Price movements will continue to be dictated by gas equivalents, with the outlook for gas prices also neutral to bullish. As such, the dominant driver of electricity prices over the coming months will remain the price of gas. We could see prices strengthen as the cost of generating electricity through gas-fired means potentially increases. This could be exacerbated by the requirement for more expensive coal-fired generation to help meet increased winter demand.
Electricity supply margins could benefit from stronger levels of renewable generation, however the inherent intermittence of renewable generation and concerns over interconnector supply will almost certainly see occasional price spikes. Demand is expected to pick up over the winter months and demand spikes are likely on very cold days as heating demand around the country picks up.

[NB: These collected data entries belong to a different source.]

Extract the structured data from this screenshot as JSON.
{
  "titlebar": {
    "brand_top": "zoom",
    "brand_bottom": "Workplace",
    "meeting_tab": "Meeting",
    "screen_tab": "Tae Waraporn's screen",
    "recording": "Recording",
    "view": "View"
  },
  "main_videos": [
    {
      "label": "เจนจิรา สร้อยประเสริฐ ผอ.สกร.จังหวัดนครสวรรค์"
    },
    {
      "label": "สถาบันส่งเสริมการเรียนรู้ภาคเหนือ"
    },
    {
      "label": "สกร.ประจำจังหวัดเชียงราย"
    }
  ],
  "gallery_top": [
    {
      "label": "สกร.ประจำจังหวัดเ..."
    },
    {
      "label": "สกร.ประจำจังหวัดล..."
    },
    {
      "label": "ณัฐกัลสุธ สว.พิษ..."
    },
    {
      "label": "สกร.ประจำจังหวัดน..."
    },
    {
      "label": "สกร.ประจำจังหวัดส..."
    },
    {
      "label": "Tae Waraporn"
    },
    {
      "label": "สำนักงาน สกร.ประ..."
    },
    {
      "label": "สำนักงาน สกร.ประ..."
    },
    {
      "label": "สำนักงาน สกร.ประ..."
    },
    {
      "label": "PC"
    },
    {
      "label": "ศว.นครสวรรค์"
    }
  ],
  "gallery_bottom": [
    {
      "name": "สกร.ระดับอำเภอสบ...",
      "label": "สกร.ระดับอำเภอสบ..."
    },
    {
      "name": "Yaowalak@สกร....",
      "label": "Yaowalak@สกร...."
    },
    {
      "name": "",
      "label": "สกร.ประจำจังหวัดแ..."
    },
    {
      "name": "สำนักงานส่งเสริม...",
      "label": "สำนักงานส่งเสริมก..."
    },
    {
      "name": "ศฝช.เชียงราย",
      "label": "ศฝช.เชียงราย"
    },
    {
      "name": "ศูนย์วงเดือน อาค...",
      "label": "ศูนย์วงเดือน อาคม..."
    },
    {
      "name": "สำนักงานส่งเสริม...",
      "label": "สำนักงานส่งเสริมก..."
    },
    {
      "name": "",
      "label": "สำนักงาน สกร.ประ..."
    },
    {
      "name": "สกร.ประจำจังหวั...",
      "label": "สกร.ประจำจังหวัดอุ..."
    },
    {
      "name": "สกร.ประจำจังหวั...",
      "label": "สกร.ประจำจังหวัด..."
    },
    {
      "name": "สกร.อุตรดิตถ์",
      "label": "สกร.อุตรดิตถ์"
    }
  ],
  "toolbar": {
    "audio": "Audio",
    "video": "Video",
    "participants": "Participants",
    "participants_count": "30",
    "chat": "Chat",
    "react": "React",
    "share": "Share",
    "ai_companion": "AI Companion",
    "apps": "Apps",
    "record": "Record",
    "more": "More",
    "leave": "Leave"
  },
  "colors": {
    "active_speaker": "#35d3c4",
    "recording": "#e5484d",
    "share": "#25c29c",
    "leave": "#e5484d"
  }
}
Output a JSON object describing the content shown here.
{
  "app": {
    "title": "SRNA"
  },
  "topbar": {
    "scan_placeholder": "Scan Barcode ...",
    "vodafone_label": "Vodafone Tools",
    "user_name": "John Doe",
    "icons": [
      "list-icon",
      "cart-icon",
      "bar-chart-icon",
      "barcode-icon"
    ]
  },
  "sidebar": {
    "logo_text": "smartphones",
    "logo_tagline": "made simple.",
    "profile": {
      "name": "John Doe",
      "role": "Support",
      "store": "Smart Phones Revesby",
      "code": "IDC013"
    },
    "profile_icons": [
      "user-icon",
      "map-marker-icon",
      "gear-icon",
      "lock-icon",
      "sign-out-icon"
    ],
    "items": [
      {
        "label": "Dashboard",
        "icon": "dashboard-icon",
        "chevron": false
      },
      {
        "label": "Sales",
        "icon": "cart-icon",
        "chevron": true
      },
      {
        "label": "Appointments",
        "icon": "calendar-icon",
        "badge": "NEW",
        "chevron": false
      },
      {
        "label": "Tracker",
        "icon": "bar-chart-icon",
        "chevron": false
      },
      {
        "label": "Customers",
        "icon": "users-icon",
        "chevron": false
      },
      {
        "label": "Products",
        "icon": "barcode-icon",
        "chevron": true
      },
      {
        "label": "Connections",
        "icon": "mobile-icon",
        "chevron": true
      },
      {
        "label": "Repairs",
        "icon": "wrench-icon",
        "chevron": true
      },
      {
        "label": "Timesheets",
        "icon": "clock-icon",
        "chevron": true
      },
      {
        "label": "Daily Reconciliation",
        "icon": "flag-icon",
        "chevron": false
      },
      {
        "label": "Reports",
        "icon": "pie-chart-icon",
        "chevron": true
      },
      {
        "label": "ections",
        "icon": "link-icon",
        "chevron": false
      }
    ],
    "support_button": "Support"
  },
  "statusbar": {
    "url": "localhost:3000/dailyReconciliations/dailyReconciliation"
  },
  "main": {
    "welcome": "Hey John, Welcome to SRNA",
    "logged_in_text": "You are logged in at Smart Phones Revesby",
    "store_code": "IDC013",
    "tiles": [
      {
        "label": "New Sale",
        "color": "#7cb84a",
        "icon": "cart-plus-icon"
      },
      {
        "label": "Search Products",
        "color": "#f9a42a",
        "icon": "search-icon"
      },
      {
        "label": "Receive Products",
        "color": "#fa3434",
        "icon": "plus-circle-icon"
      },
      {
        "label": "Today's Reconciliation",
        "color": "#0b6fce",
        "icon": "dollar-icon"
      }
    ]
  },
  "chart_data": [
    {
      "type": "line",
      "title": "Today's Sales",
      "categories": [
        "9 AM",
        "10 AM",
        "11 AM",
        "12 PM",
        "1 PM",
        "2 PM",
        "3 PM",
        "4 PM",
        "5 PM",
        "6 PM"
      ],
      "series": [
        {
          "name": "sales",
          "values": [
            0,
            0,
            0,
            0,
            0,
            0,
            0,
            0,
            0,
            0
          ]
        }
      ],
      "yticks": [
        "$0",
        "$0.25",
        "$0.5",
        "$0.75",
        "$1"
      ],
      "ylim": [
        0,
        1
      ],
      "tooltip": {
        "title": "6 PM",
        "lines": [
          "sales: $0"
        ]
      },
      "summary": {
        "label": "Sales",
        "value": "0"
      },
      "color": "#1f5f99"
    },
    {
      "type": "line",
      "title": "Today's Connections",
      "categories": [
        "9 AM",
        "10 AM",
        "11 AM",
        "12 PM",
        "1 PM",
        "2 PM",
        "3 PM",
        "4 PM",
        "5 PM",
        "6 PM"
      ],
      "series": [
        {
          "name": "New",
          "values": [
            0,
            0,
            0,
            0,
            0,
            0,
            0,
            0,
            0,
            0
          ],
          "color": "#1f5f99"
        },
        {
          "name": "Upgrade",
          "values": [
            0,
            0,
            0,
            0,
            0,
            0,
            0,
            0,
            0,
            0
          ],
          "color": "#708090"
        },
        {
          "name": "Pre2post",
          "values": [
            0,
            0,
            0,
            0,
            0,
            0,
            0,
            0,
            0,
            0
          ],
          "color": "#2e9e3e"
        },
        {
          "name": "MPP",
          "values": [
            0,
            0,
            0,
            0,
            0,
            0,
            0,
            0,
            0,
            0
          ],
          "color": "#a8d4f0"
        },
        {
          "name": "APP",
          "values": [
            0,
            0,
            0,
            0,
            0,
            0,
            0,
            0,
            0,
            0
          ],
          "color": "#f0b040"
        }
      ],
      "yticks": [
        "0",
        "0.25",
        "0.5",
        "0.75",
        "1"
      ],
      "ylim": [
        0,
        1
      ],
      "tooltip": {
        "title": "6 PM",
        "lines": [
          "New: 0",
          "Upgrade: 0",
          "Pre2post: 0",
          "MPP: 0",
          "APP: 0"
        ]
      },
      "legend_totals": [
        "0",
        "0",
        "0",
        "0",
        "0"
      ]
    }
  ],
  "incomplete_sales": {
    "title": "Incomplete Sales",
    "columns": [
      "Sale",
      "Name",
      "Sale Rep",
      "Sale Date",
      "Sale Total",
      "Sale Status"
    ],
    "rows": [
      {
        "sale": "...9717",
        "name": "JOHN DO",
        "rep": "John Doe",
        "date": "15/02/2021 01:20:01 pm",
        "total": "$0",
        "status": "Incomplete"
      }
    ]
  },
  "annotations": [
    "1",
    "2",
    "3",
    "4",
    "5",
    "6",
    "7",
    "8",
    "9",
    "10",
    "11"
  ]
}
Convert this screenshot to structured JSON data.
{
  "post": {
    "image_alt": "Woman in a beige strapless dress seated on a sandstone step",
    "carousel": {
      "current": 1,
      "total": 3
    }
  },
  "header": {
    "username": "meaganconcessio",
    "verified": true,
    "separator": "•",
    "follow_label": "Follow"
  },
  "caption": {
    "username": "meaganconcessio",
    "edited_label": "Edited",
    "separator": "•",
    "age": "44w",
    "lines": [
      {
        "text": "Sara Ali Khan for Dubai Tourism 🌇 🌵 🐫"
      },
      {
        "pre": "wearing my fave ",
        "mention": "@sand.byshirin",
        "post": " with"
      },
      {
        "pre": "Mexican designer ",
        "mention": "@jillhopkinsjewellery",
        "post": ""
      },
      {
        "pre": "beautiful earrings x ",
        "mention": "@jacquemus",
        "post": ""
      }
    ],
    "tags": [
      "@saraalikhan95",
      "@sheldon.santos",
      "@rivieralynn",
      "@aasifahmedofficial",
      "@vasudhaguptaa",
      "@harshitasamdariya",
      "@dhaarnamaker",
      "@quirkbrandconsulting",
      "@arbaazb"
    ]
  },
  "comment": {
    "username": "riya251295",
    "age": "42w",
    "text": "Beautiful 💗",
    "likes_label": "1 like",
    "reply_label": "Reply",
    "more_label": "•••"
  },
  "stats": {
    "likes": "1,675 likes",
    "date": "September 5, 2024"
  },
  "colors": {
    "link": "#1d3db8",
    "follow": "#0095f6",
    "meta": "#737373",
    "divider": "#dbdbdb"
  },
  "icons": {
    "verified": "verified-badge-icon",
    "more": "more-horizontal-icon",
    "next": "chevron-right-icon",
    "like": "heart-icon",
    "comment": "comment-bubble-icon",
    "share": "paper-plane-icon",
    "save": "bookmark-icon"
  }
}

Gas supply is expected to be comfortable over the next few months, with deliveries of liquefied natural gas set to pick up and recent issues with Norwegian production expected to be resolved. The restriction on withdrawals from Rough storage could see supply tightness in periods of extremely cold weather. However the availability of withdrawals from Rough, even on a restricted basis, represents an improvement on the situation last year. Indeed, in its latest Winter Outlook, National Grid has said that despite Centrica’s closure of Rough, it expects there will be sufficient gas available to meet peak demand.
Prices are expected to be primarily driven by supply and demand fundamentals over the coming months. With weather conditions for the winter period unclear at this stage, it is difficult to determine the level to which demand is expected to increase, and to test the gas supplies across interconnectors from Europe.
While near-time prices are showing signs of strengthening, wholesale power prices beyond 2018 are currently historically low. For example, forward prices for 2021 are 10 per cent lower than the current trading period of 2018. Looking at price averages for the previous ten years, these current figures for 2021 are in the bottom fifth. Another positive is that despite recent bullish trends, current commodity prices remain well below the levels reached in 2014.